No documento, a Educafro "conclama" a usar a questão racial como um dos critérios para a escolha do próximo ministro do Supremo. A Educafro é uma das principais organizações que atuam na defesa da inclusão e de políticas sociais para os negros no país.

"Analisamos como muito positivo o critério estabelecido pela presidenta Dilma quando da aposentadoria da ministra do STF, Ellen Grace, mantendo na vaga outra mulher. A sociedade acolheu com tranquilidade aquela substituição, como vai acolher com tranquilidade a indicação de um membro da comunidade afro-brasileira para a vaga em aberto", salienta trecho da carta.

Em maio, o ministro Joaquim Barbosa anunciou que se aposentaria da Corte antecipadamente em julho, após 11 anos como ministro. O decreto que oficializou a aposentadoria foi publicado no Diário Oficial da União no fim de julho. Com a saída de Barbosa, a presidência do STF passou a ser exercida, temporariamente e depois em definitivo, pelo prazo regimental, pelo ministro Ricardo Lewandowski.

"O Joaquim Barbosa saiu. A indicação dele foi um trabalho de articulação forte de negros e do ex-presidente Lula. Então, seria um retrocesso se Dilma indicasse no lugar dele um não negro. Solicitamos à presidenta que ela pense com muito carinho e não decepcione o povo negro", disse à Agência Brasil o diretor executivo da Educafro, frei David Santos.

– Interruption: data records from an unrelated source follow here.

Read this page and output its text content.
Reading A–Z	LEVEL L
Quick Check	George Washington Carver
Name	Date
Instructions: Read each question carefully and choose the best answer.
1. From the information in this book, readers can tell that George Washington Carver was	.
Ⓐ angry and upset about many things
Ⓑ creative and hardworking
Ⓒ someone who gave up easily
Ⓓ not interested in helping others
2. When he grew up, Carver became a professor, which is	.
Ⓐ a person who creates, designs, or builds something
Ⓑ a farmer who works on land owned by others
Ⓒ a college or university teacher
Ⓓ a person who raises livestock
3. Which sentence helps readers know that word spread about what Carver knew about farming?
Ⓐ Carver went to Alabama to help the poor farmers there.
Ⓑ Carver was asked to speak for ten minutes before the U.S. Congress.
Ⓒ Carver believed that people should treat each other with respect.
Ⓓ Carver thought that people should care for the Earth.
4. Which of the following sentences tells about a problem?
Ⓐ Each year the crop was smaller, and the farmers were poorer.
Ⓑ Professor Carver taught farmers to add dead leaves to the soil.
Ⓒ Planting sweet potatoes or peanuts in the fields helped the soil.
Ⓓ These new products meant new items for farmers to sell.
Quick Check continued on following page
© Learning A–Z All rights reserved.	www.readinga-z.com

Segundo ele, além da representatividade da população negra no país, a escolha de um ministro afrodescendente para o STF também deve considerar também o resultado das urnas.

"Quem elegeu Dilma no segundo turno foi o povo negro. Se avaliarmos os resultados, ela ganhou em todos os municípios de maioria negra e perdeu nos de maioria branca. A posição do país [sobre eventual divisão entre brancos e negros] é positiva, porque a nação precisa se discutir. O confronto de ideias exigirá purificação e seriedade dos dois lados. Nós, negros, não queremos ficar ausentes do debate", argumentou frei David.

Em junho, a própria Educafro e membros do Conselho Nacional de Políticas de Promoção da Igualdade Racial entregaram a Dilma um documento contendo lista com sugestões de nomes para substituir Barbosa. Na ocasião, os nomes sugeridos não foram revelados à imprensa.

Em reunião da Comissão Nacional de População e Desenvolvimento (CNPD), da Secretaria de Assuntos Estratégicos da Presidência da República, que se reuniu hoje (18), em Brasília, para avaliar o monitoramento e a promoção da igualdade racial no país, frei David defendeu também que o Brasil seja "protagonista" no fóruns mundiais de ações de inclusão dos afrodescendentes. "Precisamos que o Brasil faça esse papel. Afinal, somos mais de 53% da população", concluiu.